Sie waren brave Leute, aber eben altmodisch. Für sie, von lebenslanger Feldarbeit erschöpft, war die Ankunft der Chemie nicht viel anders gewesen als die einer Fee, die das Ungeheuer dieser Plackerei mit ihrem Zauberstab hinter den Horizont verbannen konnte. Ich weiß noch, wie mir der Großvater, als ich schon aufs Gymnasium ging, triumphierend mehrere kleine Flaschen in einem Schränkchen zeigte. »Ich habe mir auch den Ausweis geben lassen«, sagte er zu mir, »ich darf sie alle benutzen. Ich habe gewusst, dass der Fortschritt uns so weit bringen würde, aber ich hätte nicht geglaubt, dass ich es noch erlebe.« Auf jedem Fläschchen war ein Totenkopf mit gekreuzten Knochen abgebildet. »Ist das Zeug nicht gefährlich?«, fragte ich. Er sah mich mit einem ungläubigen Ausdruck an. »Wieso denn? Das ist alles garantiert.«
Was eigentlich garantiert wurde, habe ich nie verstanden.

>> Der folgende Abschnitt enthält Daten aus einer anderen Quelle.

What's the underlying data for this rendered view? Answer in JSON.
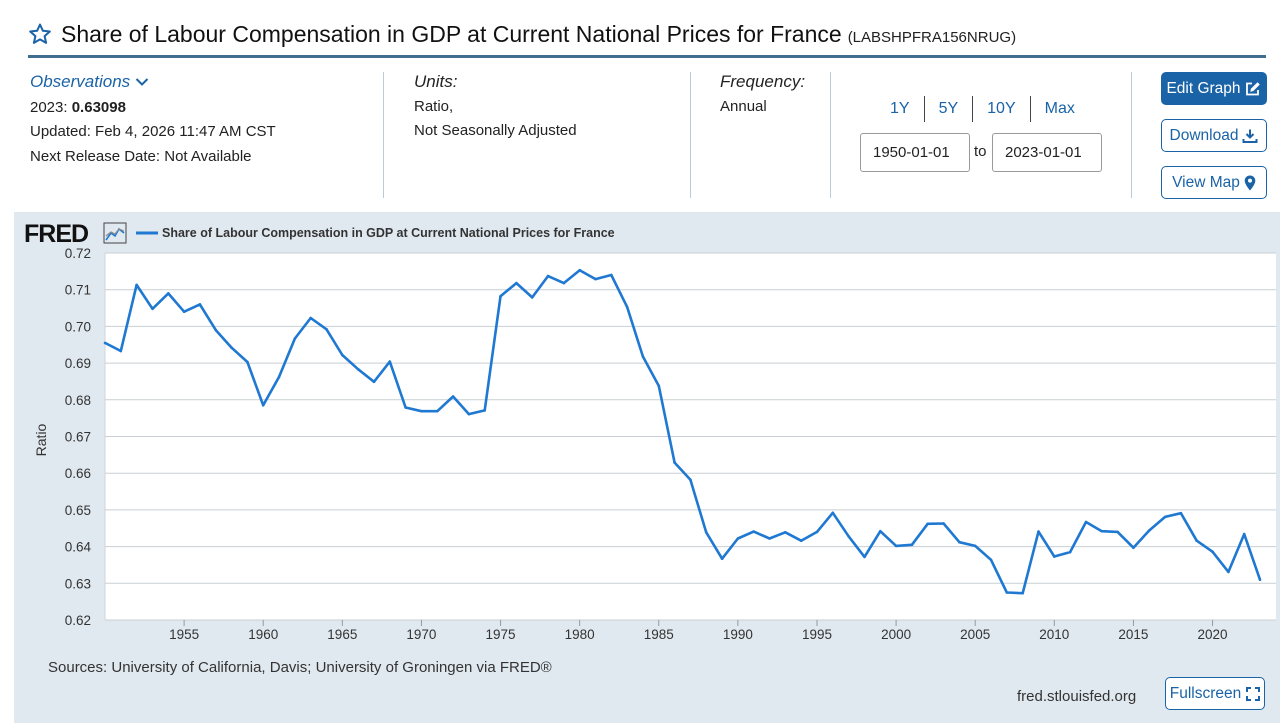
{
  "header": {
    "title": "Share of Labour Compensation in GDP at Current National Prices for France",
    "series_id": "(LABSHPFRA156NRUG)"
  },
  "observations": {
    "label": "Observations",
    "latest_prefix": "2023:",
    "latest_value": "0.63098",
    "updated": "Updated: Feb 4, 2026 11:47 AM CST",
    "next_release": "Next Release Date: Not Available"
  },
  "units": {
    "label": "Units:",
    "line1": "Ratio,",
    "line2": "Not Seasonally Adjusted"
  },
  "frequency": {
    "label": "Frequency:",
    "value": "Annual"
  },
  "date_range": {
    "presets": [
      "1Y",
      "5Y",
      "10Y",
      "Max"
    ],
    "start": "1950-01-01",
    "to_label": "to",
    "end": "2023-01-01"
  },
  "buttons": {
    "edit_graph": "Edit Graph",
    "download": "Download",
    "view_map": "View Map",
    "fullscreen": "Fullscreen"
  },
  "footer": {
    "sources": "Sources: University of California, Davis; University of Groningen via FRED®",
    "site": "fred.stlouisfed.org"
  },
  "colors": {
    "accent": "#1a63a6",
    "line": "#1f78d1",
    "panel": "#e1e9f0"
  },
  "chart_data": {
    "type": "line",
    "logo_text": "FRED",
    "legend": "Share of Labour Compensation in GDP at Current National Prices for France",
    "ylabel": "Ratio",
    "xlabel": "",
    "ylim": [
      0.62,
      0.72
    ],
    "yticks": [
      0.62,
      0.63,
      0.64,
      0.65,
      0.66,
      0.67,
      0.68,
      0.69,
      0.7,
      0.71,
      0.72
    ],
    "ytick_labels": [
      "0.62",
      "0.63",
      "0.64",
      "0.65",
      "0.66",
      "0.67",
      "0.68",
      "0.69",
      "0.70",
      "0.71",
      "0.72"
    ],
    "xticks": [
      1955,
      1960,
      1965,
      1970,
      1975,
      1980,
      1985,
      1990,
      1995,
      2000,
      2005,
      2010,
      2015,
      2020
    ],
    "grid": true,
    "series": [
      {
        "name": "Share of Labour Compensation in GDP at Current National Prices for France",
        "x": [
          1950,
          1951,
          1952,
          1953,
          1954,
          1955,
          1956,
          1957,
          1958,
          1959,
          1960,
          1961,
          1962,
          1963,
          1964,
          1965,
          1966,
          1967,
          1968,
          1969,
          1970,
          1971,
          1972,
          1973,
          1974,
          1975,
          1976,
          1977,
          1978,
          1979,
          1980,
          1981,
          1982,
          1983,
          1984,
          1985,
          1986,
          1987,
          1988,
          1989,
          1990,
          1991,
          1992,
          1993,
          1994,
          1995,
          1996,
          1997,
          1998,
          1999,
          2000,
          2001,
          2002,
          2003,
          2004,
          2005,
          2006,
          2007,
          2008,
          2009,
          2010,
          2011,
          2012,
          2013,
          2014,
          2015,
          2016,
          2017,
          2018,
          2019,
          2020,
          2021,
          2022,
          2023
        ],
        "values": [
          0.6955,
          0.6933,
          0.7113,
          0.7048,
          0.709,
          0.704,
          0.706,
          0.699,
          0.6942,
          0.6903,
          0.6785,
          0.6862,
          0.6967,
          0.7023,
          0.6992,
          0.6922,
          0.6883,
          0.6849,
          0.6904,
          0.6779,
          0.6769,
          0.6769,
          0.6809,
          0.6761,
          0.6771,
          0.7082,
          0.7118,
          0.7079,
          0.7137,
          0.7118,
          0.7153,
          0.7129,
          0.714,
          0.7053,
          0.6918,
          0.6838,
          0.6629,
          0.6582,
          0.6439,
          0.6367,
          0.6422,
          0.6441,
          0.6422,
          0.6439,
          0.6416,
          0.644,
          0.6492,
          0.6428,
          0.6372,
          0.6442,
          0.6402,
          0.6405,
          0.6462,
          0.6463,
          0.6412,
          0.6402,
          0.6364,
          0.6275,
          0.6273,
          0.6441,
          0.6373,
          0.6385,
          0.6467,
          0.6442,
          0.644,
          0.6397,
          0.6444,
          0.6481,
          0.6491,
          0.6416,
          0.6386,
          0.6331,
          0.6434,
          0.63098
        ]
      }
    ]
  }
}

Bei der Gartenarbeit versuche ich oft, mir das Gesicht meines Großvaters vorzustellen. Wie erstaunt er wäre, wenn er entdeckte, dass sein Enkel – dieser Enkel aus der Stadt, der mit seinem Doktortitel eine unerschöpfliche Quelle des Stolzes war – alles an den Nagel gehängt hat und seinen Lebensunterhalt wieder so mühsam bestreitet wie einst er.
Oft kommen mir seine Gesten wieder in den Sinn; wenn ich einen Strauch festbinde, sind meine Hände wie seine, die gleichen schwieligen Hände, die ich auch sehe, wenn ich die jungen Pflänzchen umsetze – rissige Hände, stark, aber fähig, ihre Kraft im Nu in große Zartheit zu verwandeln.